Sacristain de mon couvent, j’essaie d’être attentif à l’accueil de nos fidèles, persuadé que l’accueil est fondamental, premier à la vérité, dans l’ordre chronologique, dans la célébration du mystère de Dieu. J’ai pensé qu’il pouvait y avoir parmi notre assemblée des personnes qui seraient là, à la messe, pour la première fois. D’où l’idée de cette petite fiche « Pour toi qui viens pour la première fois (ou presque) à la messe », en imaginant bien qu’une première approche, de but en blanc, de la messe n’est pas forcément évidente. Pour toi, donc, cette introduction qui évite tout terme trop codé, en espérant qu’elle pourra t’être utile.
La messe est un dialogue continu entre Dieu et nous. Le prêtre a un rôle charnière présentant des choses tantôt venant de Dieu tantôt venant de l’assemblée. Donc attends-toi à entendre une sorte de conversation. Si tu ne connais pas les réponses adaptées, pas de problème. Regarde, écoute simplement ce qui se passe.
La première partie de la messe est précisément un dialogue entre Dieu est nous qui culmine dans la Parole de Dieu. Pour la messe le dimanche, il y a 4 textes de la Bible :
■ la 1ère lecture : souvent de l’Ancien Testament, cette première partie de la Bible que nous partageons avec le peuple juif.
■ le psaume : également de ce « Premier Testament ». Les psaumes sont la prière du peuple juif ; le Christ les connaissait par cœur. Ce psaume est pensé comme la réponse (chantée) de l’assemblée à l’écoute qu’elle a faite de la première lecture.
■ la 2nde lecture : un extrait des lettres de Paul. Ces lettres s’adressent aux premières communautés chrétiennes et donnent des réponses aux questions qu’elles se posaient alors.
■ Point culminant de la Parole de Dieu : l’Evangile, qui présent la vie et les paroles du Christ. Pour marquer ce temps central, toute l’assemblée se lève et chante « Alléluia », ce qui signifie (en hébreu) « Louons le Seigneur ». A la fin de la lecture de l’évangile, le prêtre dit « Acclamons la parole de Dieu » et l’Assemblée réponds : « Louange à toi, Seigneur Jésus ». C’est le signe que nous reconnaissons dans la Parole de Dieu la présence de Dieu.
Il y a beaucoup de choses à dire sur la Parole de Dieu. Je vais essayer d’aller droit au but en disant : j’espère qu’elle te parlera, qu’elle nous parlera à tous. Tout simplement. Le prêtre parle après l’évangile en expliquant comment cette parole parle de Dieu et comment elle peut le rejoindre.
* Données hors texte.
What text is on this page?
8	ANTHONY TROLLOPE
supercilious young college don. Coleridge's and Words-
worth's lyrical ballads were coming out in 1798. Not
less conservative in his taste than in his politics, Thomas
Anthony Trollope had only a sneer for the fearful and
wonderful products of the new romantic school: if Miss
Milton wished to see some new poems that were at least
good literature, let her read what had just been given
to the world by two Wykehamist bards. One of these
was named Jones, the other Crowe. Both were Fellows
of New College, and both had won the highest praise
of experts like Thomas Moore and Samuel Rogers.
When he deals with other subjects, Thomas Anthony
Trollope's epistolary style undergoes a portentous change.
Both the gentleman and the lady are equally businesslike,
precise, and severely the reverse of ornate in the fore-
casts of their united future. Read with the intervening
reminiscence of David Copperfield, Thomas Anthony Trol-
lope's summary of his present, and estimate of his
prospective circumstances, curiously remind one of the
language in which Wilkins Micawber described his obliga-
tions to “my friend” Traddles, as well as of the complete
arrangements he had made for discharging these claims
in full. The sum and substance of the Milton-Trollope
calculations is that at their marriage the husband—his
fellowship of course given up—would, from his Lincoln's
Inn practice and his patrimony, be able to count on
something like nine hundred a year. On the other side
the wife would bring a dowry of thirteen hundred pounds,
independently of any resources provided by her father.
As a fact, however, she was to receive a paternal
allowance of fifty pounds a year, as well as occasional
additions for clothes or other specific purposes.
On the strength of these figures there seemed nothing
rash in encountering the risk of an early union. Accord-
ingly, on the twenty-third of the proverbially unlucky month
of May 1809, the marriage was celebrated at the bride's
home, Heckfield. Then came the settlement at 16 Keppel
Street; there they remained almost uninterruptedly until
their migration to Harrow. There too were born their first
La seconde partie de la messe est la célébration du dernier repas du Christ avec ses disciples, à la veille de son accusation et de sa mort sur la croix. Elle reprend le rite juif de la Pâque (qui lui-même fête le passage de la Mer rouge). La messe est le souvenir vivant du passage du Christ de la mort à la résurrection. Le Christ a demandé à ses disciples de perpétuer ce repas pascal : « Vous ferez cela en mémoire de moi ».
Ici, je voudrais te rendre attentif à la présence, l’intervention des trois personnes de la Trinité dans les prières dites. Trinité, qu’est-ce que cela signifie : nous croyons en un Dieu « relationnel » : le Père est Amour, il donne naissance au Fils, leur amour mutuel est une personne à part entière, l’Esprit-Saint.
Ainsi, le prêtre appelle à plusieurs reprises l’Esprit-Saint, d’abord sur le pain et le vin, puis sur l’Assemblée.
Nous croyons à la présence du Christ dans le pain et le vin.
Avant de recevoir le « corps du Christ » sous cette forme du pain, nous disons la prière du « Notre Père » : avant de recevoir le Fils de Dieu, nous disons la prière des Fils de Dieu. Pour recevoir le corps du Christ, il faut avoir reçu le baptême, qui est la « porte » de tous les sacrements.
La messe se termine par un envoi en mission (mission qui a donné le mot messe).
J’ai fait quelque chose de très général, et sans doute que cette fiche est bien limitée, ne rendant pas compte de ce qui fait que chaque messe est en particulier. Le propre d’une expérience est d’être particulier, et toute messe est, fondamentalement, « une expérience de l’Amour de Dieu ».
Je voudrais dire ma conviction que j’ai autant reçu à des messes dans des petits villages où nous étions dix, qu’à des grands rassemblements avec le pape à plus d’un million (Longchamp, à Paris, en 1997), dans telle église romane superbe, dans telle église sans charme. Le mystère est ailleurs, et Dieu, s’il veut nous prendre, nous consoler et nous remuer, a plus d’un tour dans son sac.